Slashing immigration is not the answer

It would be a mistake to respond to this by throttling immigration rather than fixing our housing markets.

Immigration is still economically beneficial for Americans on the whole. In truth, the Dallas Fed’s study does more to undermine nativists’ arguments than to support them.

According to that paper, the Biden-era migration wave did not take a fixed set of jobs from American-born people. Rather, it added roughly as many new jobs as new workers to local economies.

Which makes some sense: Immigrant workers do not just provide goods and services, but also consume them. Thus, although they increase an area’s labor supply, they also boost its labor demand, sparking job growth.

Further, contrary to nativists’ expectations, unauthorized immigration had no statistically significant impact on local wages during the Biden era and drove down government transfer spending per capita in impacted localities, likely because undocumented immigrants are ineligible for many social welfare programs.

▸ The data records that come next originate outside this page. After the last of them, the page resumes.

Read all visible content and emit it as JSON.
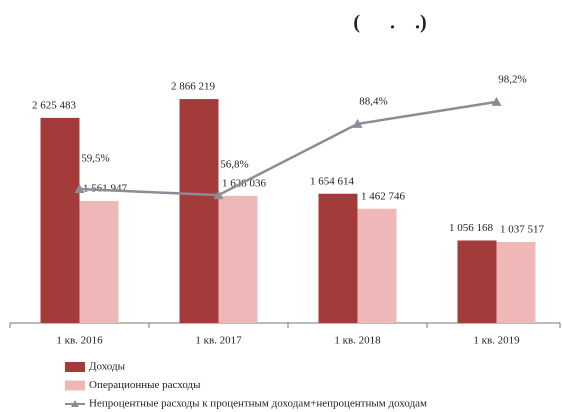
{
  "chart_data": {
    "type": "bar",
    "title": "(      .    .)",
    "categories": [
      "1 кв. 2016",
      "1 кв. 2017",
      "1 кв. 2018",
      "1 кв. 2019"
    ],
    "ylim": [
      0,
      3200000
    ],
    "y2lim": [
      0,
      111
    ],
    "series": [
      {
        "name": "Доходы",
        "color": "#a33b3b",
        "values": [
          2625483,
          2866219,
          1654614,
          1056168
        ],
        "value_labels": [
          "2 625 483",
          "2 866 219",
          "1 654 614",
          "1 056 168"
        ]
      },
      {
        "name": "Операционные расходы",
        "color": "#efb8b8",
        "values": [
          1561947,
          1628036,
          1462746,
          1037517
        ],
        "value_labels": [
          "1 561 947",
          "1 628 036",
          "1 462 746",
          "1 037 517"
        ]
      },
      {
        "name": "Непроцентные расходы к процентным доходам+непроцентным доходам",
        "type": "line",
        "axis": "y2",
        "color": "#8c8c96",
        "values": [
          59.5,
          56.8,
          88.4,
          98.2
        ],
        "value_labels": [
          "59,5%",
          "56,8%",
          "88,4%",
          "98,2%"
        ]
      }
    ],
    "legend": "bottom-left"
  }
}
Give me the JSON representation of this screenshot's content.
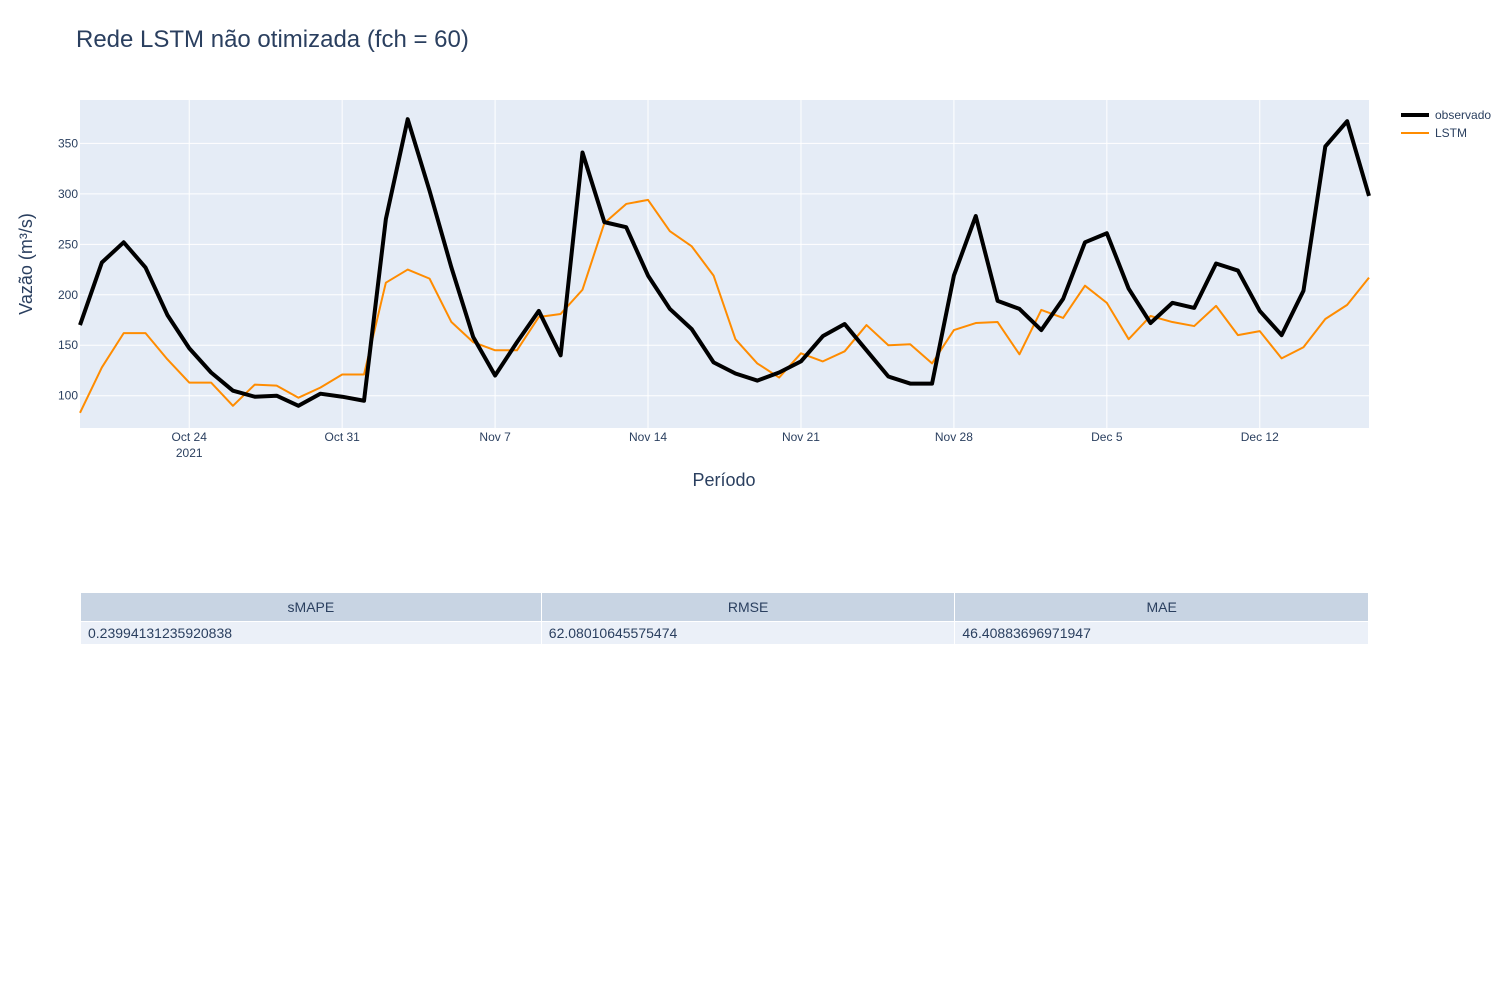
{
  "chart_data": {
    "type": "line",
    "title": "Rede LSTM não otimizada (fch = 60)",
    "xlabel": "Período",
    "ylabel": "Vazão (m³/s)",
    "start_date": "2021-10-19",
    "end_date": "2021-12-17",
    "xlim": [
      "2021-10-19",
      "2021-12-17"
    ],
    "ylim": [
      68,
      393
    ],
    "x_ticks": [
      {
        "date": "2021-10-24",
        "label": "Oct 24",
        "sublabel": "2021"
      },
      {
        "date": "2021-10-31",
        "label": "Oct 31"
      },
      {
        "date": "2021-11-07",
        "label": "Nov 7"
      },
      {
        "date": "2021-11-14",
        "label": "Nov 14"
      },
      {
        "date": "2021-11-21",
        "label": "Nov 21"
      },
      {
        "date": "2021-11-28",
        "label": "Nov 28"
      },
      {
        "date": "2021-12-05",
        "label": "Dec 5"
      },
      {
        "date": "2021-12-12",
        "label": "Dec 12"
      }
    ],
    "y_ticks": [
      100,
      150,
      200,
      250,
      300,
      350
    ],
    "grid": true,
    "legend_position": "top-right",
    "series": [
      {
        "name": "observado",
        "color": "#000000",
        "values": [
          170,
          232,
          252,
          227,
          180,
          147,
          123,
          105,
          99,
          100,
          90,
          102,
          99,
          95,
          275,
          374,
          303,
          227,
          158,
          120,
          153,
          184,
          140,
          341,
          272,
          267,
          219,
          186,
          166,
          133,
          122,
          115,
          123,
          134,
          159,
          171,
          145,
          119,
          112,
          112,
          219,
          278,
          194,
          186,
          165,
          196,
          252,
          261,
          206,
          172,
          192,
          187,
          231,
          224,
          184,
          160,
          204,
          347,
          372,
          298
        ]
      },
      {
        "name": "LSTM",
        "color": "#ff8c00",
        "values": [
          83,
          128,
          162,
          162,
          136,
          113,
          113,
          90,
          111,
          110,
          98,
          108,
          121,
          121,
          212,
          225,
          216,
          173,
          153,
          145,
          145,
          178,
          181,
          205,
          271,
          290,
          294,
          263,
          248,
          219,
          156,
          132,
          118,
          142,
          134,
          144,
          170,
          150,
          151,
          132,
          165,
          172,
          173,
          141,
          185,
          177,
          209,
          192,
          156,
          179,
          173,
          169,
          189,
          160,
          164,
          137,
          148,
          176,
          190,
          217
        ]
      }
    ]
  },
  "table": {
    "headers": [
      "sMAPE",
      "RMSE",
      "MAE"
    ],
    "rows": [
      [
        "0.23994131235920838",
        "62.08010645575474",
        "46.40883696971947"
      ]
    ]
  }
}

Meanwhile, we know from previous research that immigration benefits economies in myriad ways, not least by fostering a more efficient division of labor and, thus, higher productivity. This is partly because immigrants are far more willing to move in response to shifting economic conditions than American-born workers, which makes them uniquely effective at filling gaps in local labor markets.

More critically, as the American population ages in the coming decades, our nation’s ratio of workers-to-retirees is set to fall. That will make supporting seniors’ pensions and health care cost more onerous for the young while also depressing economic growth and boosting deficits. Welcoming more working-age immigrants into America is the simplest way to mitigate these problems.

In any case, choking off immigration would do little to resolve America’s housing crisis. After all, even during a historic surge in unauthorized entries, 70 percent of the increase in home prices — and 80 percent of the rise in market rents — was due to factors other than immigration, according to the Dallas Fed’s report.

Thus, if we want to maximize Americans’ prosperity, we need to find a way to reconcile robust immigration with affordable housing.

This will probably require avoiding another abrupt surge in unauthorized migration, like that which transpired under Biden. Rapid, disorderly spikes in irregular immigration are politically toxic and economically disruptive. Even in a well-functioning housing market, a sudden jump in population will generate short-term price spikes.

Above all, however, we must pare back barriers to homebuilding. Until we do, housing will remain unaffordable in much of America, no matter how few immigrants we take in — and policymakers may struggle to sell voters on high levels of legal immigration, no matter how many facts they have on their side.